Health Effect Assessment>

This module uses pollution exposure–response models to estimate population health losses associated with air pollution exposure. The models used include the Integrated Exposure–Response model (IER) and the Global Exposure Mortality Model (GEMM).

Integrated Exposure–Response Model (IER)

The Integrated Exposure–Response model (IER) is the pollution exposure–response model used in the Global Burden of Disease (GBD) study. It is used to estimate the health burden associated with ambient PM2.5 exposure among populations aged 25 years and older. Early versions of the IER model selected ischemic heart disease, chronic obstructive pulmonary disease, lung cancer, lower respiratory infection, and stroke as health endpoints.

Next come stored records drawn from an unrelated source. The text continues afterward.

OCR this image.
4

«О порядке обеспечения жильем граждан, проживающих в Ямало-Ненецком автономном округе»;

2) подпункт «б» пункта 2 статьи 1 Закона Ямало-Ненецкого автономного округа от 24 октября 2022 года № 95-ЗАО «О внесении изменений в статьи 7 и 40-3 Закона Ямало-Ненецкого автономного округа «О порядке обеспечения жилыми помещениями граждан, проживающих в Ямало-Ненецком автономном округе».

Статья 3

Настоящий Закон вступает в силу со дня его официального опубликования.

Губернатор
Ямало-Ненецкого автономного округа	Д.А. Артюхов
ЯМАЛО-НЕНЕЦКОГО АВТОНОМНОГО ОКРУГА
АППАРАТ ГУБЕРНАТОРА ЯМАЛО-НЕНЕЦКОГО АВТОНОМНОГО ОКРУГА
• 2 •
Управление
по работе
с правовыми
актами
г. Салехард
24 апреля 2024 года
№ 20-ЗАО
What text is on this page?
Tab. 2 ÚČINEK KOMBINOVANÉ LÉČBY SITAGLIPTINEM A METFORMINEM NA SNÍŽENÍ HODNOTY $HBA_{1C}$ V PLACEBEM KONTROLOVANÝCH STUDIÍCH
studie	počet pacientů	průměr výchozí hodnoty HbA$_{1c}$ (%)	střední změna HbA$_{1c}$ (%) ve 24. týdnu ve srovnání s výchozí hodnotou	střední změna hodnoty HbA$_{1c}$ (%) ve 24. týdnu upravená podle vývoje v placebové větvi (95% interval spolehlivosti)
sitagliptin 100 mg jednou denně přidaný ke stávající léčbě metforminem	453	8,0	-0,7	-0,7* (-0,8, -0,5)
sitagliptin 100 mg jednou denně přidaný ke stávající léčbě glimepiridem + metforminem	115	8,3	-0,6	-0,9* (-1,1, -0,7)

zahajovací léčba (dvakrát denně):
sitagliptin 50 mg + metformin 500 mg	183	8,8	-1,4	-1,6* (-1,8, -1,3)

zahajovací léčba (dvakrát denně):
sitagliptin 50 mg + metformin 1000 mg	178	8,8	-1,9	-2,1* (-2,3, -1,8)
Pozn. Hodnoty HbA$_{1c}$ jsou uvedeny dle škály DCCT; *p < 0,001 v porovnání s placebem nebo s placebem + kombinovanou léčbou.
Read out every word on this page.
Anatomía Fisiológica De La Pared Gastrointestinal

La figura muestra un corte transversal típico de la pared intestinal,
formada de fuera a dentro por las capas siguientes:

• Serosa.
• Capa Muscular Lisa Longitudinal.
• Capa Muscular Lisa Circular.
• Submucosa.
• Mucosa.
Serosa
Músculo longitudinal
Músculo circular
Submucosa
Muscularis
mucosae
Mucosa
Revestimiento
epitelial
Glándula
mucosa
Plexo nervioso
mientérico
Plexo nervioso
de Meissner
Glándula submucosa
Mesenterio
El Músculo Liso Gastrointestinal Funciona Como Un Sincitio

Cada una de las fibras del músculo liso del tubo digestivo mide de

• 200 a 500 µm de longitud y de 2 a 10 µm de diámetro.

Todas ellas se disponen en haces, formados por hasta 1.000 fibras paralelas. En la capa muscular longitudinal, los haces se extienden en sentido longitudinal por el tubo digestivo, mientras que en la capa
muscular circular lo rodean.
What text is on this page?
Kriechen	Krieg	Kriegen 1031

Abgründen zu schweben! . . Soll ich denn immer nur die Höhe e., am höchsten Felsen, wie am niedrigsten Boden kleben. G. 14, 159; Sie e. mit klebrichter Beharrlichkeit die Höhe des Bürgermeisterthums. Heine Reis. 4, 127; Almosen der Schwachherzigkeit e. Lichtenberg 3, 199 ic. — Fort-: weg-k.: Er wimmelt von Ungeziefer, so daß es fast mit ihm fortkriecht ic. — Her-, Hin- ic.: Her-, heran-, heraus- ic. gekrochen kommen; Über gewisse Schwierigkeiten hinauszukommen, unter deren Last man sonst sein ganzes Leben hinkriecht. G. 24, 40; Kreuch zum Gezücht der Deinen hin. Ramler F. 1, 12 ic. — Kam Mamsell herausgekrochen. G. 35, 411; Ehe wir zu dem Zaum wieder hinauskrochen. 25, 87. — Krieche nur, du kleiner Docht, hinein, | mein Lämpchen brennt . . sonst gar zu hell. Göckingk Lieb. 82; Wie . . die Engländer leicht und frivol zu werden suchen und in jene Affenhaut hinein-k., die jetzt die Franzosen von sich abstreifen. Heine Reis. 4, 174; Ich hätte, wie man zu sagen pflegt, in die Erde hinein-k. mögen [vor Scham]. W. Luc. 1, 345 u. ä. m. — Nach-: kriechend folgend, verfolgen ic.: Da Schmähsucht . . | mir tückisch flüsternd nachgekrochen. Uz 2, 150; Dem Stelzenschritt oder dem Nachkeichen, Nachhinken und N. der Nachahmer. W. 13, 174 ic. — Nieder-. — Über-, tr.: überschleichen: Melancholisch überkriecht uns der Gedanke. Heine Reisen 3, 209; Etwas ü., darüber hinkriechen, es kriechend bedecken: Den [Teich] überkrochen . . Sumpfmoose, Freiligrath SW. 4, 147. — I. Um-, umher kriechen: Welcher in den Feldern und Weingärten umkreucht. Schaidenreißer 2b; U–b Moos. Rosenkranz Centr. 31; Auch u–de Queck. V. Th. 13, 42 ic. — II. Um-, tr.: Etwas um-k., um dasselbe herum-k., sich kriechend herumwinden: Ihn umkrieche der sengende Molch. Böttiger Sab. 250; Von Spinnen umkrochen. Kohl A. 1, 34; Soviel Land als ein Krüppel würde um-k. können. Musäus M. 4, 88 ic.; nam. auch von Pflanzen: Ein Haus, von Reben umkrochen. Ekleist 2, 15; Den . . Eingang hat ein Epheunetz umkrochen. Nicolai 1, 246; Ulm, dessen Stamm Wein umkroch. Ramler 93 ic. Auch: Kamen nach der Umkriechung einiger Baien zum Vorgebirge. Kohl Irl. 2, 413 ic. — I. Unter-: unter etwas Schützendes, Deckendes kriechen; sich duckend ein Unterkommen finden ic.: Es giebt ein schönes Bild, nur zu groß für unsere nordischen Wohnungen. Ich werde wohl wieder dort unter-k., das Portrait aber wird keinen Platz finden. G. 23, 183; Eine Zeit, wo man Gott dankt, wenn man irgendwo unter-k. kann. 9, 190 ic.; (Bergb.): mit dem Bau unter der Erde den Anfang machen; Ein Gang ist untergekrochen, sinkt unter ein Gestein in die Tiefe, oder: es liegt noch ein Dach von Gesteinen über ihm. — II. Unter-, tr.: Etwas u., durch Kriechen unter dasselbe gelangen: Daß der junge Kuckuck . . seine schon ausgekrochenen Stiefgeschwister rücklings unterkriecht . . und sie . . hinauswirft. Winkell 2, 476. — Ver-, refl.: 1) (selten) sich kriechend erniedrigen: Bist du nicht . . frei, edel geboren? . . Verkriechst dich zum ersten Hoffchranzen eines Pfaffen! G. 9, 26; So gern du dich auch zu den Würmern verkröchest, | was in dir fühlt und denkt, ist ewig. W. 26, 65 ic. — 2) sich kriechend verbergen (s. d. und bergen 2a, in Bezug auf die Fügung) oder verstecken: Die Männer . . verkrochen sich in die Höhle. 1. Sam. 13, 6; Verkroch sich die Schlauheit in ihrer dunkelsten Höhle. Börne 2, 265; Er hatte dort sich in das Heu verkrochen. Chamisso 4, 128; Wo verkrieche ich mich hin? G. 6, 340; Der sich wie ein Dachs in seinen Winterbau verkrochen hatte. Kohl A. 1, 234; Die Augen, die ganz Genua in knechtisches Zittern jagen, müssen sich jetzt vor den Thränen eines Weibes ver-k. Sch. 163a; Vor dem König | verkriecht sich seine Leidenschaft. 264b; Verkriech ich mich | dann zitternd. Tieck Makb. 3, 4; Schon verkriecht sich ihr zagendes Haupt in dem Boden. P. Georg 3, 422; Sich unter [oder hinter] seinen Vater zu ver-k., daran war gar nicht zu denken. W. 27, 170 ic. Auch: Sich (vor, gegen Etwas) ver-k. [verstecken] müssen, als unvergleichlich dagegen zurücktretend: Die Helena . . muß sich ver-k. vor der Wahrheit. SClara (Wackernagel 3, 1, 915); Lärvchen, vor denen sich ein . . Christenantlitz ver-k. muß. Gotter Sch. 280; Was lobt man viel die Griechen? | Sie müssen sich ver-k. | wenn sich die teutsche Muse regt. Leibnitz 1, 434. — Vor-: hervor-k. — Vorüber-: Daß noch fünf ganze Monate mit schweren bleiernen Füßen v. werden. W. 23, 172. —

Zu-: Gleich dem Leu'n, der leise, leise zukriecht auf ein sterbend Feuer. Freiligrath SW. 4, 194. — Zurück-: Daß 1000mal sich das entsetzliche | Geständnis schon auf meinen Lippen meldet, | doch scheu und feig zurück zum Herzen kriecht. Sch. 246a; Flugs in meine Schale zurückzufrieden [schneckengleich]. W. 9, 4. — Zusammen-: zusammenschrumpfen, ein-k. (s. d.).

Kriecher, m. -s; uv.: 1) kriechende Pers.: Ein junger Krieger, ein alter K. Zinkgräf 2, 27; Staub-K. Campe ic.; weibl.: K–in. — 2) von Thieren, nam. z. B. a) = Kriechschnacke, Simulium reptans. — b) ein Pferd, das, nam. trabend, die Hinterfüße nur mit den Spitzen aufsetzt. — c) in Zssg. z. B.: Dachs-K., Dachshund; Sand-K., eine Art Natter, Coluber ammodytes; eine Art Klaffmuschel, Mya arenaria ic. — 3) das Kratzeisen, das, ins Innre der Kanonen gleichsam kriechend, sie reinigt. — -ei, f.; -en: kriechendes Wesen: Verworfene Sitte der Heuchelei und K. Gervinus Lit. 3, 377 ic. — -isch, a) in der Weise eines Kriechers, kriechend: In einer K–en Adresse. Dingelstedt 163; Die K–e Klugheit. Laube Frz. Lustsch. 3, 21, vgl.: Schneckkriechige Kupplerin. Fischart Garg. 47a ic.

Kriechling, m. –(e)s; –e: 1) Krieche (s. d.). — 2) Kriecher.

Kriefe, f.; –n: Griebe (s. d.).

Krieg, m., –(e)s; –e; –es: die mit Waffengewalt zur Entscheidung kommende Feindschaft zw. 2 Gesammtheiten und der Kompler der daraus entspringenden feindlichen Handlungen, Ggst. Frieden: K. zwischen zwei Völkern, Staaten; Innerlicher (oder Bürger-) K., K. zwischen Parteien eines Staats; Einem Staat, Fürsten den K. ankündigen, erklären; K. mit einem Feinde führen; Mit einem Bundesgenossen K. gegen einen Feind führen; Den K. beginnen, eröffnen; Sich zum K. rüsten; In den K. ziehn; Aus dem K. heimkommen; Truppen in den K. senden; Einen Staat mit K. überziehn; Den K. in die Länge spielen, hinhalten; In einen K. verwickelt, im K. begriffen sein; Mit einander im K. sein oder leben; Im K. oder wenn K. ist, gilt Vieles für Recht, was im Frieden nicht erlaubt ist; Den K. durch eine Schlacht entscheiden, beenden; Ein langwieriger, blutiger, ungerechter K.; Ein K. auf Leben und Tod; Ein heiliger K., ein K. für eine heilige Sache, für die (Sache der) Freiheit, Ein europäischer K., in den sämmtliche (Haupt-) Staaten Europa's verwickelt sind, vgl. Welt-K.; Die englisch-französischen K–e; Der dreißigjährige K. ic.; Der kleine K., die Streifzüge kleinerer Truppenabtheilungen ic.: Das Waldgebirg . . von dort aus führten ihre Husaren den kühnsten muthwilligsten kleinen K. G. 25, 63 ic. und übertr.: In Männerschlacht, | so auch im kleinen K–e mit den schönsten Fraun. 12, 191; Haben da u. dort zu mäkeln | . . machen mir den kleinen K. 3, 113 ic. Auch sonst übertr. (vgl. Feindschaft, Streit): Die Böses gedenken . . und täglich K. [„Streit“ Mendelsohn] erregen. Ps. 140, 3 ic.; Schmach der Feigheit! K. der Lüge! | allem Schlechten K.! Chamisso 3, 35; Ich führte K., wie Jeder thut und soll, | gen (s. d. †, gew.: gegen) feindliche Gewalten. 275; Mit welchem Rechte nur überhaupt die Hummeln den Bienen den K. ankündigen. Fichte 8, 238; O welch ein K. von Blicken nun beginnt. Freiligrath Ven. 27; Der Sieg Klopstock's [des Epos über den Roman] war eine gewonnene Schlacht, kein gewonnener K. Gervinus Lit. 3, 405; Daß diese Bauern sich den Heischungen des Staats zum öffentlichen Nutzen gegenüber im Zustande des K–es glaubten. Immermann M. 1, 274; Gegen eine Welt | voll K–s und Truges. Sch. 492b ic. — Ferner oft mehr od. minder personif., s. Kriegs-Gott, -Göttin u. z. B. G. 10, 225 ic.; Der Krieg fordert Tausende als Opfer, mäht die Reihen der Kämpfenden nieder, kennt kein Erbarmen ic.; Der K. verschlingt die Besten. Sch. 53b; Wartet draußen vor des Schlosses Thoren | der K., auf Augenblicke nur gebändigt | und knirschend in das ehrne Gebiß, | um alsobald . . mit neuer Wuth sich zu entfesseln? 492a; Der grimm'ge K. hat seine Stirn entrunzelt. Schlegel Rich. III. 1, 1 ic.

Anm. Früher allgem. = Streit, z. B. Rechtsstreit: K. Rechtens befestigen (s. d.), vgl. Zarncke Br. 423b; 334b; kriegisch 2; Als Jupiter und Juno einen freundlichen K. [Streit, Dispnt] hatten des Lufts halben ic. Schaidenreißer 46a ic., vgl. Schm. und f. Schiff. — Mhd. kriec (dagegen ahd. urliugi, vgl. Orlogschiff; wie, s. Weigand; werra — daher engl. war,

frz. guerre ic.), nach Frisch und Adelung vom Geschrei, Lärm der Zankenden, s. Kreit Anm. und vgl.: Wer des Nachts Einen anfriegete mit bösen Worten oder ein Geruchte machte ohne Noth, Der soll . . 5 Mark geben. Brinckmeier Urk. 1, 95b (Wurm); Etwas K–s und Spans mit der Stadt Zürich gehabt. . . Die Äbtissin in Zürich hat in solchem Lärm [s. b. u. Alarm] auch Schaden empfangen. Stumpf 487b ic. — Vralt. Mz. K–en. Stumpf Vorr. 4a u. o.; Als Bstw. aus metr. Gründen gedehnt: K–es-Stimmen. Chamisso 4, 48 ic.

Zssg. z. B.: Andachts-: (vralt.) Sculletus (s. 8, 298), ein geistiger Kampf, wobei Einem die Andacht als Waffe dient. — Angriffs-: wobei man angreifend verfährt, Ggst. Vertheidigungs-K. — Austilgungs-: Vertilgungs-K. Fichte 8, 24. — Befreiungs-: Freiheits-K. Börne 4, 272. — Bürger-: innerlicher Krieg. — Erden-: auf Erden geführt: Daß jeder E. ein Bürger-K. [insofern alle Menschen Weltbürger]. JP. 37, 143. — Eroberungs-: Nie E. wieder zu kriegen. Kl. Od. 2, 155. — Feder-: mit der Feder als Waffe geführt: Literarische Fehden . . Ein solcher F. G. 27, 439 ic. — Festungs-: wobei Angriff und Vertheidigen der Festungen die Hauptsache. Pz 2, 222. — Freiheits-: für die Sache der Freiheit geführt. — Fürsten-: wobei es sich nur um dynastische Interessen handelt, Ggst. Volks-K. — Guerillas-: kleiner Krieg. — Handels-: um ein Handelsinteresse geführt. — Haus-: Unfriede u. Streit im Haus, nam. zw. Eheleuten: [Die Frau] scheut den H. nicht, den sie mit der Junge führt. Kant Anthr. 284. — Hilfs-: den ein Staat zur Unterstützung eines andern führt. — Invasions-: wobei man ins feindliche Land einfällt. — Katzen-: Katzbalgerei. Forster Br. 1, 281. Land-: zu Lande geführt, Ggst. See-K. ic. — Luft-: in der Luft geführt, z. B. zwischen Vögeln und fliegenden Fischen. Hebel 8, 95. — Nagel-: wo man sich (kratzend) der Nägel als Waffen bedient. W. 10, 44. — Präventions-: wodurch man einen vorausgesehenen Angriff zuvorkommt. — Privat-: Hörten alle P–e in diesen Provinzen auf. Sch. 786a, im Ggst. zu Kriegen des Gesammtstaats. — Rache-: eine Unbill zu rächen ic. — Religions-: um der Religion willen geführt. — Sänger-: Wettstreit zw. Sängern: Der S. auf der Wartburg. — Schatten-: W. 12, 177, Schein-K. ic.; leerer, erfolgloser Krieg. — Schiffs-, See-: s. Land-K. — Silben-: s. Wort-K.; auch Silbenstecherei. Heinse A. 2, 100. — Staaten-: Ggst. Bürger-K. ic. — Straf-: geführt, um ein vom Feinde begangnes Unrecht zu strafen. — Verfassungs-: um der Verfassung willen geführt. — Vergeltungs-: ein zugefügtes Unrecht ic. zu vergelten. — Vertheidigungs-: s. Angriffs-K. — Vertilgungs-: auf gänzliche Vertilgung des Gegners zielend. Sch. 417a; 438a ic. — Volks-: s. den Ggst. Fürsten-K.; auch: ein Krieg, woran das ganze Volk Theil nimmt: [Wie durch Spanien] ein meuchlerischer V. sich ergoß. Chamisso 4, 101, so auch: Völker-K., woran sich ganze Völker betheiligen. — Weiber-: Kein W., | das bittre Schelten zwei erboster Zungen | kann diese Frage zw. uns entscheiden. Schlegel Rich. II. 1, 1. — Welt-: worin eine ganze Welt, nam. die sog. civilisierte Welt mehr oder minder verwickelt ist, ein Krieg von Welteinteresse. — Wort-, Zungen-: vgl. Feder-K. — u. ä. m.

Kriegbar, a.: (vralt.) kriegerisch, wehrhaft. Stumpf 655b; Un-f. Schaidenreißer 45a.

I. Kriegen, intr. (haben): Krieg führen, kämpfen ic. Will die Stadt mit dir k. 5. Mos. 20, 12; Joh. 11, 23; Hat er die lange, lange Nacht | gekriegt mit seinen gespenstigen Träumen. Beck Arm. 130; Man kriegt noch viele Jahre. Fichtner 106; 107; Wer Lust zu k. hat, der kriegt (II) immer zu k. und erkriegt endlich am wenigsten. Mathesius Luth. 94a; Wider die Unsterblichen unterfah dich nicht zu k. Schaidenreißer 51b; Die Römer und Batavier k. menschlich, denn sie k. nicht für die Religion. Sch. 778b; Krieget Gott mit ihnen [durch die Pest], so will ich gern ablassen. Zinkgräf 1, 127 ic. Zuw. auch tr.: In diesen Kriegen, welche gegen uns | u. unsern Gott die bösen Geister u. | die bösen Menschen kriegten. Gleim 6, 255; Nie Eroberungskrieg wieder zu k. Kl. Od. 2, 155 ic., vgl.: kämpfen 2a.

Due to the lack of cohort studies under high PM2.5 concentration exposure, the model adopts an equal-toxicity assumption and incorporates concentration exposures from smoking and household solid fuel use into the construction of the exposure–response relationship. The latest version of the IER model adds type 2 diabetes as a health endpoint, uses more flexible spline functions for fitting, and establishes a new method for constructing PM2.5 exposure–response curves, known as MR-BRT. The methodology and relevant parameters of the IER model can be found on the GBD 2019 website.

Global Exposure Mortality Model (GEMM)

The Global Exposure Mortality Model (GEMM) is a model developed by Richard Burnett and colleagues to assess the disease burden associated with PM2.5 exposure. GEMM integrates 41 cohort studies from 16 countries, including cohorts with high PM2.5 exposure in China. Based on these data, it establishes a new risk assessment method and provides exposure–response relationships for all-cause mortality, enabling a more accurate characterization of mortality risks from ambient PM2.5 pollution among highly exposed populations. For detailed information about GEMM, please refer to the relevant publications.